Novel corrugated horn antenna technology with stripline feeding

FBH research: 29.10.2024

A close-up of a metallic waveguide component with a cylindrical hole, mounted on a circuit board labeled "FBH" and "GUF." A one-cent euro coin is placed nearby for size comparison. — Fig. 1: Assembly of the PCB stack, the sink eroded taper and the stacked corrugated feedhorn bolted together.

Schematic diagram depicting a WR-10 waveguide with dimensions labeled. It features a central oval region with measurements, including a width of 100 µm and a height of 550 µm. The overall dimensions are marked as 2.54 mm (L1, L3) in length and 1.27 mm (L1) or 1.13 mm (L3) in width. Arrows and labels indicate specific sections and layers of the structure. — Fig. 2: Layout of the stripline-to-waveguide transition for W-band.

Schematic diagram showing the corrugated horn antenna with stacked platelets transitioning into a sink-eroded solid. Dimensions are labeled, including a length of 28.2 mm, height of 13.34 mm, and a central width of 2.51 mm. There are specific measurements for the platelet spacing, 0.4 mm and 0.1 mm, and a WR-10 waveguide is indicated on the right side. — Fig. 3: Cross-sectional view of the corrugated horn antenna with stacked platelets and the sink eroded WR-10 to circular taper.

Graph showing the reflection coefficient S11 in dB plotted against frequency in gigahertz (GHz), ranging from 75 GHz to 110 GHz.
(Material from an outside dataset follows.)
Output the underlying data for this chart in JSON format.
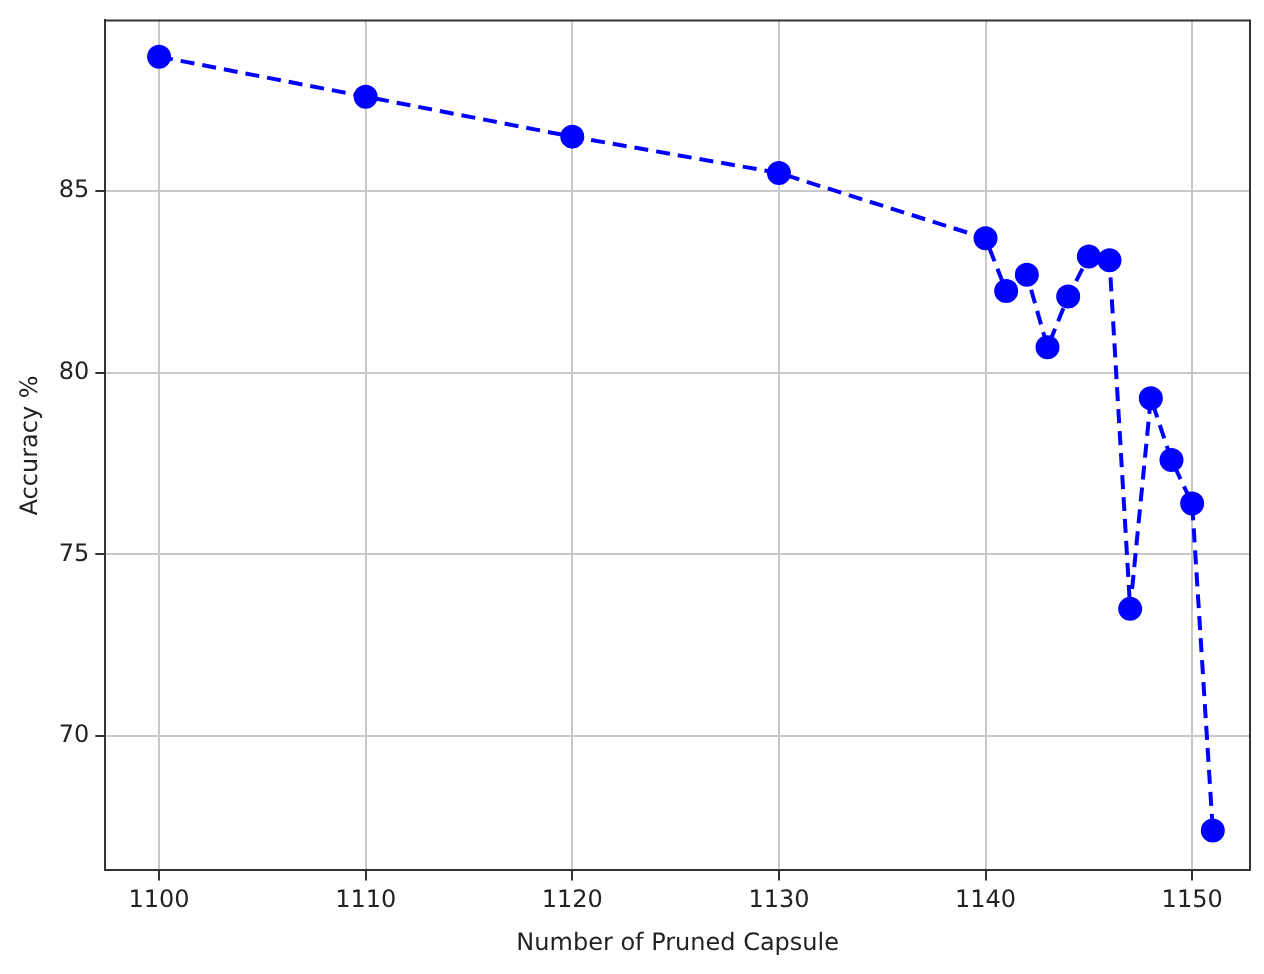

It compares measured data (solid blue line) with simulation results (dashed red line), showing variations and resonances across the frequency range. — Fig. 4: Comparison of simulated and measured data for the stripline-to-waveguide transition combined with the horn antenna.

In various applications, the feeding of horn antennas from a printed circuit board (PCB) in the millimeter wave range is decisive for implementation, e.g., in space applications. Critical parameters such as weight and volume need to be minimized. To address this, we have developed two innovations: a stripline-to-waveguide transition based on PCB technology and a corrugated horn antenna based on platelet technology (Fig. 1). When combined, they can be used for compact transmitter and receiver assemblies.

The stripline-to-waveguide transition based on PCB technology consists of three metal layers separated by two dielectric layers (Fig. 2). Layer 1 (red) forms the WR-10 waveguide opening (2.54 mm × 1.27 mm). Layer 2 (blue) contains a 100 µm wide probe within the polyimide, extending 550 µm orthogonally into the waveguide’s H-plane. Simulations suggest using an elliptical cut-out in this layer to minimize reflections. Layer 3 (pink) has a reduced opening size of 1.13 mm in the E-plane to improve impedance matching.

The corrugated horn antenna is realized by stacking layers of laser-cut aluminum alloy sheets with different thicknesses. This method alleviates the need for split-block manufacturing and uses cost-effective materials, making it perfect for rapid prototyping. To secure the plates, a taper is sink-eroded from an aluminum block, which forms the transition from the rectangular WR-10 waveguide to the round opening of the horn antenna (Fig. 3).

The stripline-to-waveguide transition and the corrugated horn antenna are designed for full W-band operation, but are scalable to lower and higher frequencies. The limits are set by the PCB manufacturer and the laser/EDM (electrical discharge machining) used for the antenna and its taper.

Our measurements show a reflection of around -10 dB with the overall structure and good agreement with the simulations (Fig. 4). This enables simulations to accurately predict real-world behavior, ensuring the scalability and adaptability of the structure for different frequencies.

The developments were realized as part of the MIMIRAWEII project in cooperation with the Goethe University Frankfurt, Germany and received financial support from the German Aerospace Agency DLR under contract no. 50RA1910 (2021 - 2024).

Publication

S. Nozinic, A. Rämer, E. Dischke, T. Flisgen, W. Heinrich, V. Krozer, “Layering it All: Stripline-to-Waveguide Transitions for Corrugated Horns at W-band”, European Microwave Conference 2024 (accepted for publication).